Elles cessèrent de parler un moment, sans cesser de regarder les mouvements chez le fleuriste en face. Il y eut des coups de téléphone, des demandes de disponibilités, des fournitures de renseignements. Puis le commercial apparut, cravate au vent, qui allait entrer dans l’agence :

– Oh non… Tu te vois fêter la Saint-Valentin avec lui ?!

– Il serait pas mal s’il était moins bête, moins lourd !

– Faudrait au moins lui couper la tête.

Le lourd entra :

– Ça va, les filles ? On a mis ses dessous sexys pour ce soir ?! Rouges ou noirs, laissez-moi deviner ? Ah ah ! Vous faites les saintes nitouches, mais ce soir, les seins on y touche ! Ah ah ah !

Elles se regardèrent, consternées.

Quand il fut parti dans le bureau du fond rejoindre le directeur, elles reprirent leur observation de la devanture du fleuriste. Les entrées et sorties étaient nombreuses.

– Ben dis donc… soupira Laurie. La société de consommation a encore de beaux jours devant elle.

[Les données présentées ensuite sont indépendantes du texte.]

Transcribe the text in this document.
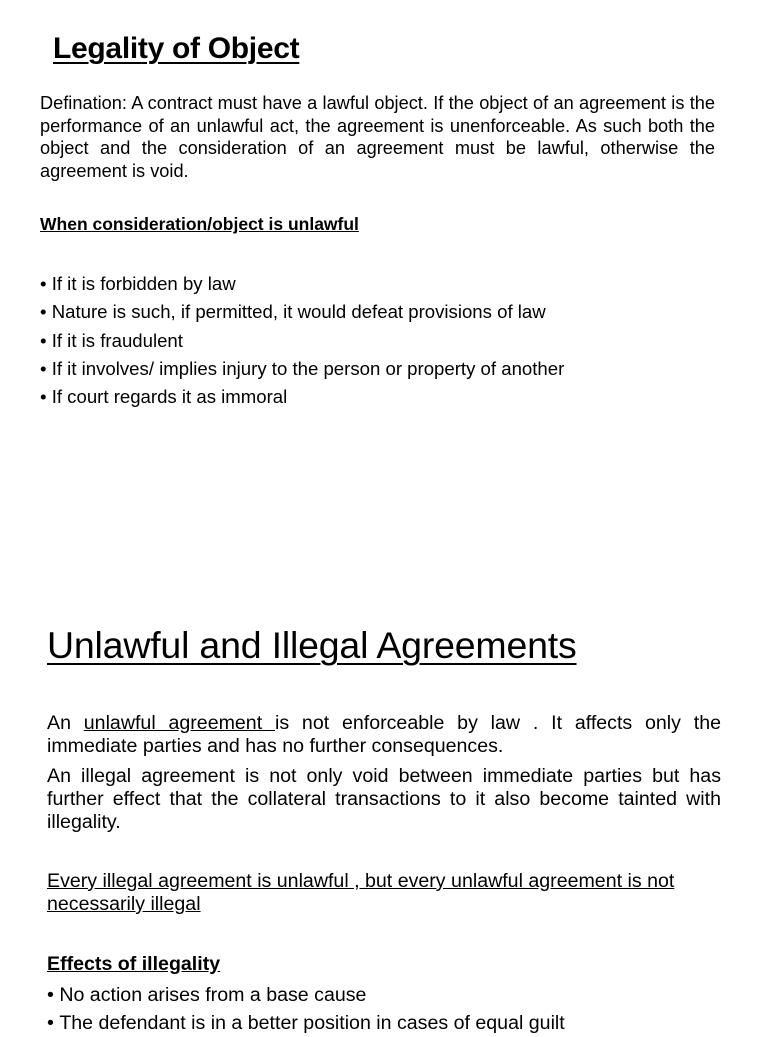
Legality of Object

Defination: A contract must have a lawful object. If the object of an agreement is the performance of an unlawful act, the agreement is unenforceable. As such both the object and the consideration of an agreement must be lawful, otherwise the agreement is void.

When consideration/object is unlawful
• If it is forbidden by law
• Nature is such, if permitted, it would defeat provisions of law
• If it is fraudulent
• If it involves/ implies injury to the person or property of another
• If court regards it as immoral
Unlawful and Illegal Agreements

An unlawful agreement is not enforceable by law . It affects only the immediate parties and has no further consequences.

An illegal agreement is not only void between immediate parties but has further effect that the collateral transactions to it also become tainted with illegality.

Every illegal agreement is unlawful , but every unlawful agreement is not necessarily illegal

Effects of illegality
• No action arises from a base cause
• The defendant is in a better position in cases of equal guilt
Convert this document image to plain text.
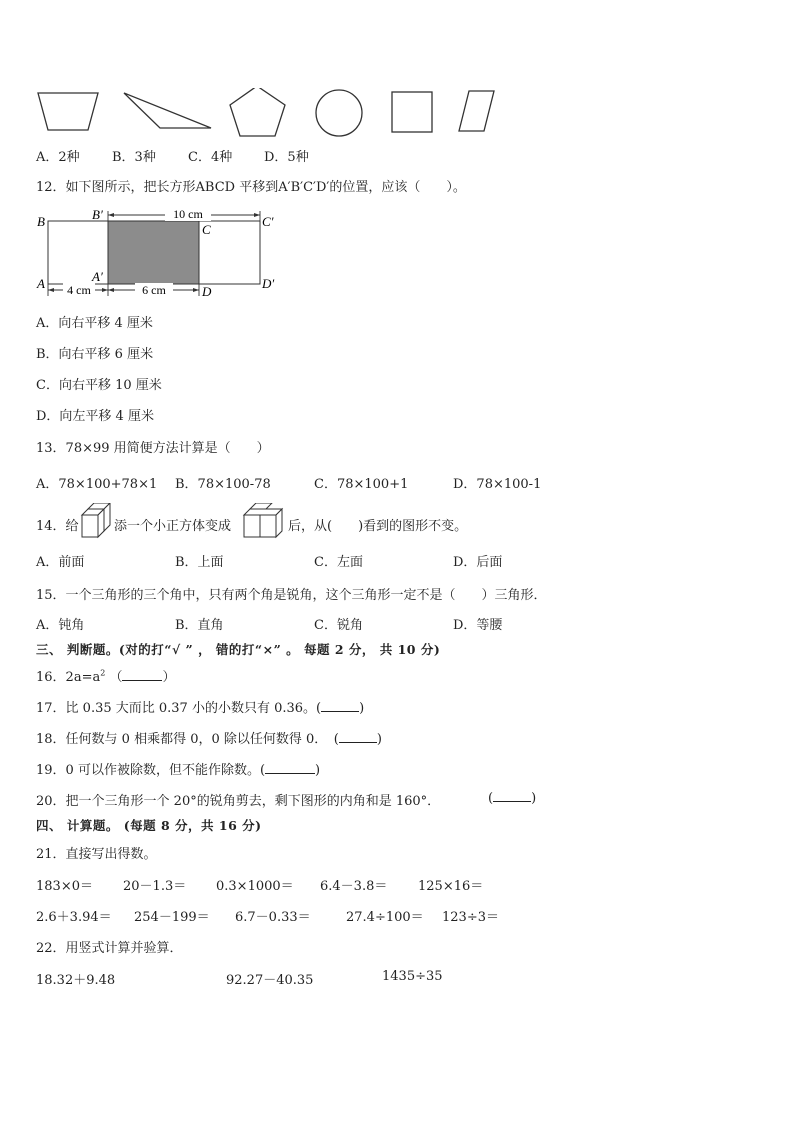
A．2种 B．3种 C．4种 D．5种
12．如下图所示，把长方形ABCD 平移到A′B′C′D′的位置，应该（　　）。
10 cm
4 cm	6 cm
B	B′
C
C′
A	A′
D
D′
A．向右平移 4 厘米
B．向右平移 6 厘米
C．向右平移 10 厘米
D．向左平移 4 厘米
13．78×99 用简便方法计算是（　　）
A．78×100+78×1 B．78×100-78	C．78×100+1	D．78×100-1
14．给	添一个小正方体变成	后，从(　　)看到的图形不变。
A．前面	B．上面	C．左面	D．后面
15．一个三角形的三个角中，只有两个角是锐角，这个三角形一定不是（　　）三角形．
A．钝角	B．直角	C．锐角	D．等腰
三、 判断题。(对的打“√ ” ， 错的打“×” 。 每题 2 分， 共 10 分)
16．$2a=a^2$ （	）
17．比 0.35 大而比 0.37 小的小数只有 0.36。(	)
18．任何数与 0 相乘都得 0，0 除以任何数得 0．　(	)
19．0 可以作被除数，但不能作除数。(	)
20．把一个三角形一个 20°的锐角剪去，剩下图形的内角和是 160°．	(	)
四、 计算题。 (每题 8 分，共 16 分)
21．直接写出得数。
183×0＝ 20－1.3＝ 0.3×1000＝ 6.4－3.8＝ 125×16＝
2.6＋3.94＝ 254－199＝ 6.7－0.33＝	27.4÷100＝ 123÷3＝
22．用竖式计算并验算．
18.32＋9.48	92.27－40.35	1435÷35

– Bah, c’est une belle tradition, non ?

– C’est vrai. Mais bon.

Gwenaelle demanda soudain :

– Au fait, tu fais quoi, toi, ce soir ?

Laurie resta quelques secondes interdite, comme si elle ne comprenait pas que la question lui était adressée.

– Moi ?!… Oh rien ! Rien. Comme d’hab. Je suis toute seule. Et toi ?

– Moi, Jean-Claude m’a dit il y a cinq ans que ça rimait à rien de fêter la Saint-Valentin quand on était « un vieux couple ». Donc, rien non plus.

Tournées vers les acheteurs de fleurs qui défilaient, elles restèrent pensives un moment, puis se focalisèrent chacune sur son écran.